Wednesday, July 22, 2015

Pasar Keuangan Global Beresiko Tinggi Bagi Pemilik Rupiah

Bank Indonesia (BI) mewaspadai ketidakpastian ekonomi global menyusul perlambatan ekonomi Amerika Serikat dan China. Risiko terbesar berada di pasar keuangan terutama akibat ketidakpastian kenaikan suku bunga Fed Fund Rate, kejatuhan bursa saham China dan krisis utang Yunani.

"Pertumbuhan ekonomi global masih memperlihatkan kecenderungan yang bias ke bawah dari perkiraan semula, di tengah pasar keuangan global yang masih diliputi ketidakpastian," ujar Tirta Segara, Direktur Eksekutif Departemen Komunikasi BI melalui keterangan tertulisnya, Selasa (14/7).

BI melihat kecenderungan bias ke bawah tersebut terutama disebabkan oleh perkiraan ekonomi AS yang tidak setinggi perkiraan semula dan ekonomi Tiongkok yang masih melambat. Secara umum perekonomian AS diperkirakan akan lebih rendah dari proyeksi semula, didorong oleh realisasi triwulan I 2015 yang rendah serta pelemahan ekspor dan investasi.

Sejalan dengan itu, ketidakpastian kenaikan suku bunga Fed Fund Rate (FFR) di AS masih terus berlanjut. Sementara itu, perekonomian Tiongkok masih melambat, walaupun beberapa indikator moneter mulai memperlihatkan perbaikan sejalan dengan berbagai kebijakan pelonggaran yang ditempuh.

"Sebaliknya, perekonomian Eropa membaik, ditopang oleh permintaan domestik yang meningkat di tengah bergulirnya krisis Yunani," jelas Tirta.  Perekonomian dunia yang bias ke bawah, menurut Tirta, berdampak pada menurunnya harga komoditas internasional, meskipun harga minyak dunia mulai meningkat secara gradual. "Di pasar keuangan global, ketidakpastian kenaikan suku bunga FFR di AS, ketidakpastian krisis Yunani, serta anjloknya harga saham di Tiongkok menunjukkan bahwa risiko di pasar keuangan global masih tinggi," tuturnya.

Dari dalam negeri, BI memperkirakan ekonomi Indonesia pada kuartal II 2015 akan tumbuh terbatas dan baru akan kembali meningkat pada kuartal berikutnya.
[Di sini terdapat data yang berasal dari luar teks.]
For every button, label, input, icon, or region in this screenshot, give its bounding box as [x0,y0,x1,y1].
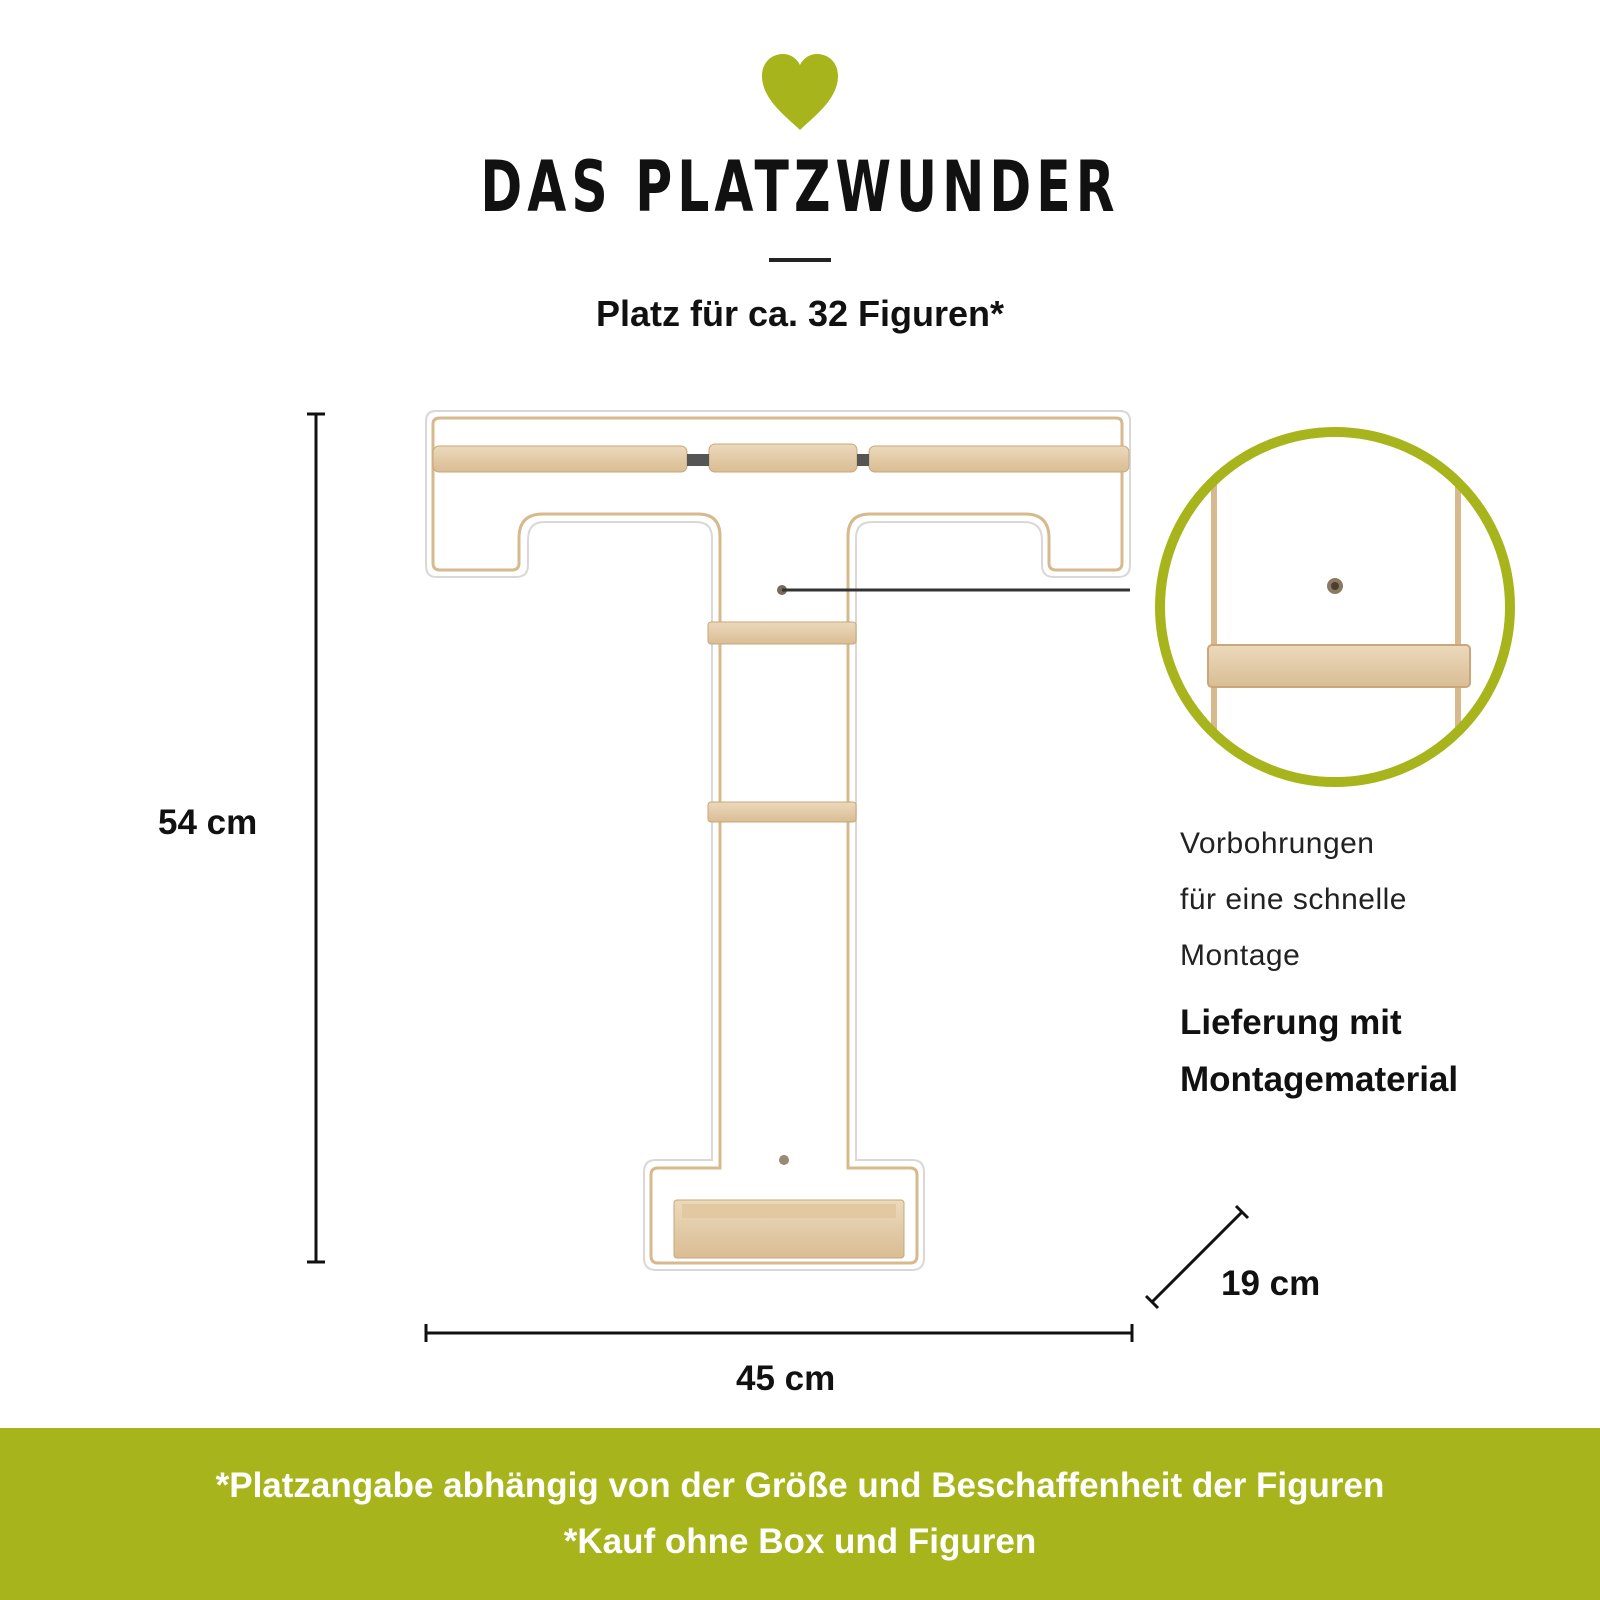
feature-drill-line: Vorbohrungen [1180,827,1375,860]
footer-banner [0,1428,1600,1600]
t-shelf [426,411,1130,1270]
feature-delivery-text [1180,994,1458,1108]
depth-label: 19 cm [1221,1264,1321,1303]
feature-delivery-line: Lieferung mit [1180,1003,1402,1042]
feature-delivery-line: Montagematerial [1180,1060,1459,1099]
width-dimension-line [426,1324,1132,1342]
height-dimension-line [307,414,325,1262]
footer-note: *Kauf ohne Box und Figuren [563,1522,1037,1561]
capacity-subtitle: Platz für ca. 32 Figuren* [595,293,1005,334]
page-title: DAS PLATZWUNDER [480,146,1120,228]
feature-drill-line: für eine schnelle [1180,883,1407,916]
footer-note: *Platzangabe abhängig von der Größe und Beschaffenheit der Figuren [215,1466,1385,1505]
zoom-detail-circle [1160,420,1510,800]
height-label: 54 cm [158,803,258,842]
feature-drill-text [1180,816,1407,984]
feature-drill-line: Montage [1180,939,1301,972]
width-label: 45 cm [736,1359,836,1398]
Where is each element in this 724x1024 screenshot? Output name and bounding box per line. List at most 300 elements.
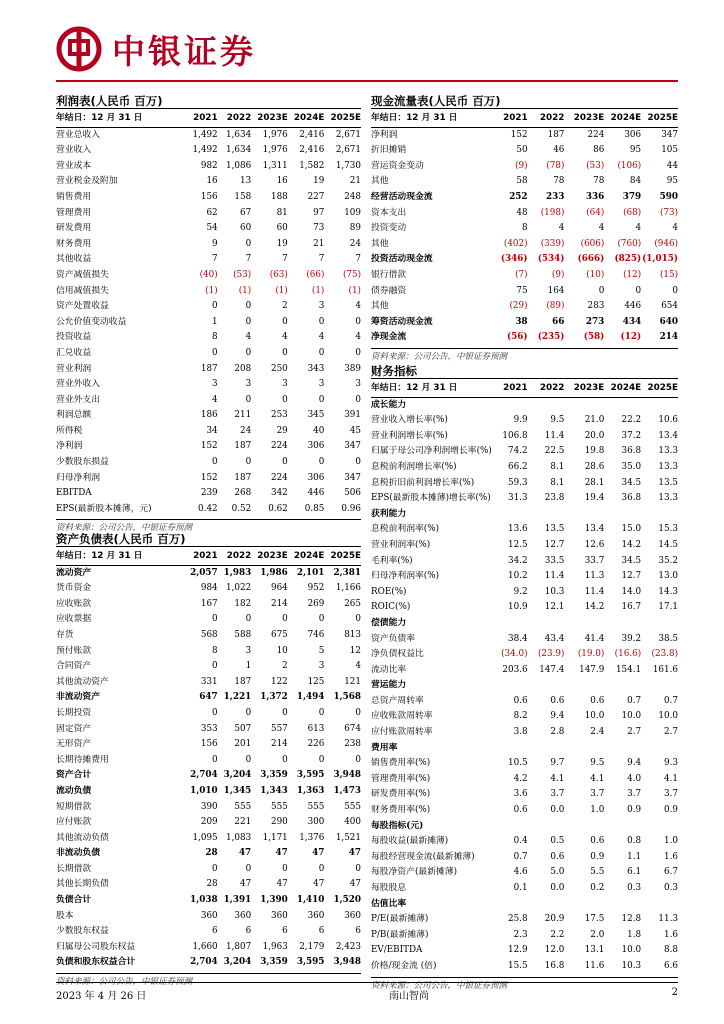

Konsumsi rumah tangga diperkirakan masih akan lemah, seiring dengan tingkat keyakinan konsumen yang menurun. "Konsumsi yang lemah terindikasi dari penjualan kendaraan bermotor dan penjualan eceran yang masih menurun. Selain itu, realisasi belanja pemerintah juga masih rendah, baik di pusat maupun daerah,"kata Tirta.

Demikian halnya dengan investasi, diproyeksi pertumbuhannya akan terbatas, seiring dengan realisasi infrastruktur yang belum secepat perkiraan serta investasi mesin dan alat angkut yang masih lemah.

Dari sisi eksternal, pertumbuhan ekspor diprakirakan masih terbatas, sejalan dengan perkembangan ekonomi global yang masih kurang kondusif dan harga komoditas internasional yang masih rendah.